David Cameron has provoked a backlash over plans to "help" more Muslim women to speak fluent English - while at the same warning they could be deported if their language skills do not improve.

The Prime Minister announced the £20 million fund for language classes to teach the 190,000 Muslim women in England who are thought to speak little or no English

"We will now say if you don't improve your fluency, that could affect your ability to stay in the UK," he wrote in the Times.

"All too often, because of what I would call 'passive tolerance', people subscribe to the flawed idea of separate development.

"It is time to change our approach. We will never truly build One Nation unless we are more assertive about our liberal values, more clear about the expectations we place on those who come to live here and build our country together and more creative and generous in the work we do to break down barriers."

Classes will be held in homes, schools and community centres with travel and childcare costs provided to encourage the maximum participation.

Mr Cameron said all public services - including, nurseries, schools, health visitors and job centres - are needed to play a party in tacking "prejudice and bigotry" and building integration.

Green Party leader, Natalie Bennett attacked Mr Cameron, writing on Twitter: “David Cameron - whose govt slashed funding for English lessons for migrants in 2011 - is now complaining migrants aren't learning English.”

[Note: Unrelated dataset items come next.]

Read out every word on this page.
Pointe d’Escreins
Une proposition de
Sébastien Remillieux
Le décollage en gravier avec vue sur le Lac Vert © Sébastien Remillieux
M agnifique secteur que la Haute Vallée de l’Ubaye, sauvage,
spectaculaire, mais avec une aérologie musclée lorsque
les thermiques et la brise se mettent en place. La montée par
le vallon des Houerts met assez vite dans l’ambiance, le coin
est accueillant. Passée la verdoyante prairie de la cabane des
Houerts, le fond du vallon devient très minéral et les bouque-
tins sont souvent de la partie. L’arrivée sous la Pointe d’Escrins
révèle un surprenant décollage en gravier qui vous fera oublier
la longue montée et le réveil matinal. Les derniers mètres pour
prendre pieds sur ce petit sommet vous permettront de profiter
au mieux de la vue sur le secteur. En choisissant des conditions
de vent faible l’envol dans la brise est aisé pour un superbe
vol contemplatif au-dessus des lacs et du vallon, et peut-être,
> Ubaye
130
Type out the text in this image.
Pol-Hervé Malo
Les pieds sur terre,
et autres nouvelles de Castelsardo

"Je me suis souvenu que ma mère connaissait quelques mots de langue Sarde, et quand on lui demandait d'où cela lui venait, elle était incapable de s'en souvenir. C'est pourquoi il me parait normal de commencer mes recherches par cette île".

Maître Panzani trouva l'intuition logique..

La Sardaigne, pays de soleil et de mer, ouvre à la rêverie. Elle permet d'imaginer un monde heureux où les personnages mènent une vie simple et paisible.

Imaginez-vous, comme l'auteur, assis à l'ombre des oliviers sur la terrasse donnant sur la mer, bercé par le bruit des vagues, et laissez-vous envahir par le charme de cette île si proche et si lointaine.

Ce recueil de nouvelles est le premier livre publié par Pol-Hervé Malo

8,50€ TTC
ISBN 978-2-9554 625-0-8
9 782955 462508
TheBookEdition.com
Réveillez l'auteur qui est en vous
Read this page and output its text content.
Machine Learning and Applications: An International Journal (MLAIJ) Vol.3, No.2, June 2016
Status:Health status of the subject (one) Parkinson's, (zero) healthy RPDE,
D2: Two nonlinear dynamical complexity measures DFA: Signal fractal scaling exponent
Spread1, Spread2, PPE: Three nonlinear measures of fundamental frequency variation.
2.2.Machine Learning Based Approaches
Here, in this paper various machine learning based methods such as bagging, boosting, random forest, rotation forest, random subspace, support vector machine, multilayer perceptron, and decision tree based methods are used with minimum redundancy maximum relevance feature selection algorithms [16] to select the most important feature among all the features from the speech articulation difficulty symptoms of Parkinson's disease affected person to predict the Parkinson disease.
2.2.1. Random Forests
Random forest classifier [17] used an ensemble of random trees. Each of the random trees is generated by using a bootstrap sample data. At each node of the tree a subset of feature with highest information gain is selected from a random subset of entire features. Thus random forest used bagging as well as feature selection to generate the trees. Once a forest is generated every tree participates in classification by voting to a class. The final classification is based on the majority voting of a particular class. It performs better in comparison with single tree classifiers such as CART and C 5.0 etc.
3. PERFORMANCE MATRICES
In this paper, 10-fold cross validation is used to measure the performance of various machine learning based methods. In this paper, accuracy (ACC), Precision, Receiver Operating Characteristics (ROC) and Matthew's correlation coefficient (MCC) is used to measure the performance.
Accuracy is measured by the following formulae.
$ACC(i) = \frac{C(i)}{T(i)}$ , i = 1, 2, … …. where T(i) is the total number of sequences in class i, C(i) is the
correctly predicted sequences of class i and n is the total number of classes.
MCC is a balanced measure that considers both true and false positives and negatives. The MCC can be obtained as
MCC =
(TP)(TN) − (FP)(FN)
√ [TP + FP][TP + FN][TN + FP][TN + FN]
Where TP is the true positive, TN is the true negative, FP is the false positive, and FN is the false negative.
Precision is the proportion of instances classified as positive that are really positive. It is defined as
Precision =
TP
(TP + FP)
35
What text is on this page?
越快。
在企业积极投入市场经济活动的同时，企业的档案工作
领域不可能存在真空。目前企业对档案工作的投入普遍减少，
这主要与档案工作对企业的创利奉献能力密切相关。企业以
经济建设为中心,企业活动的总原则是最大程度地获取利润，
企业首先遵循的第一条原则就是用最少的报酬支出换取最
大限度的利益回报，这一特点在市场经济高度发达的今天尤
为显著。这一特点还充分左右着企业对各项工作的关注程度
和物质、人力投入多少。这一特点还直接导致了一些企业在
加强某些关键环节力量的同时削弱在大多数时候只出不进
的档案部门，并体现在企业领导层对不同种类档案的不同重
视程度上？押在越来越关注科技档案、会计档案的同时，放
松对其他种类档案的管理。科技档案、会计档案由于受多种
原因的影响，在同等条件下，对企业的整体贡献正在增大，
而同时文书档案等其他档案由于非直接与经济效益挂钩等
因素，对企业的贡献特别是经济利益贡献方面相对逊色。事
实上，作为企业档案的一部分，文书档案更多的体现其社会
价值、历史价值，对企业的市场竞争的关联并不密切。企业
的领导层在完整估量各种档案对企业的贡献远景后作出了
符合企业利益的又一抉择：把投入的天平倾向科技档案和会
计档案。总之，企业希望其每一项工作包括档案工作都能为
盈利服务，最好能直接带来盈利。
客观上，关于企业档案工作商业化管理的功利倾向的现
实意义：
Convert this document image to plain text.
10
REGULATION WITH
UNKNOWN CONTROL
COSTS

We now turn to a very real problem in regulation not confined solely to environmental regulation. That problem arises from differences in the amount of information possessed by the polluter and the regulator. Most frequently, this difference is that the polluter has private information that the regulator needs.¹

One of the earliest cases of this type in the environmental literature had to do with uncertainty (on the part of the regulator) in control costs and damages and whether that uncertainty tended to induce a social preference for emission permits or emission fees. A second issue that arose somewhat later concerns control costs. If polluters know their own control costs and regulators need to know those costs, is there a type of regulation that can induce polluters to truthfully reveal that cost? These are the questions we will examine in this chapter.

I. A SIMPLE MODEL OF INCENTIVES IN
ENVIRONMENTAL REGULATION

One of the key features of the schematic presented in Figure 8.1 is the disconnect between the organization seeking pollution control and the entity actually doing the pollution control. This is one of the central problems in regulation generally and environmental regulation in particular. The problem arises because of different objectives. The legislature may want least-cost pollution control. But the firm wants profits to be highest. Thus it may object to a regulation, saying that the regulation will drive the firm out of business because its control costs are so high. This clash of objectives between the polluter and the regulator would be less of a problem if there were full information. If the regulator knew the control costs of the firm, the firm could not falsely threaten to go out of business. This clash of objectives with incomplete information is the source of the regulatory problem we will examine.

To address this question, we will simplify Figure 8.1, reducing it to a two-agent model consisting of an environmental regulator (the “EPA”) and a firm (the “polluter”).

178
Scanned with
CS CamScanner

And other people were quick to point out the problems with the Prime Minister's approach:

Haras Rafiq of the Quilliam Foundation, which has been advising the Government, said there also needed to be a wider campaign to make Islamism unacceptable in Muslim communities.

“I see it a bit like racism in football,” he said. “Twenty years ago it was acceptable. But then everyone got together – football clubs, politicians, fans – in a concerted campaign to change perceptions and make it unacceptable.”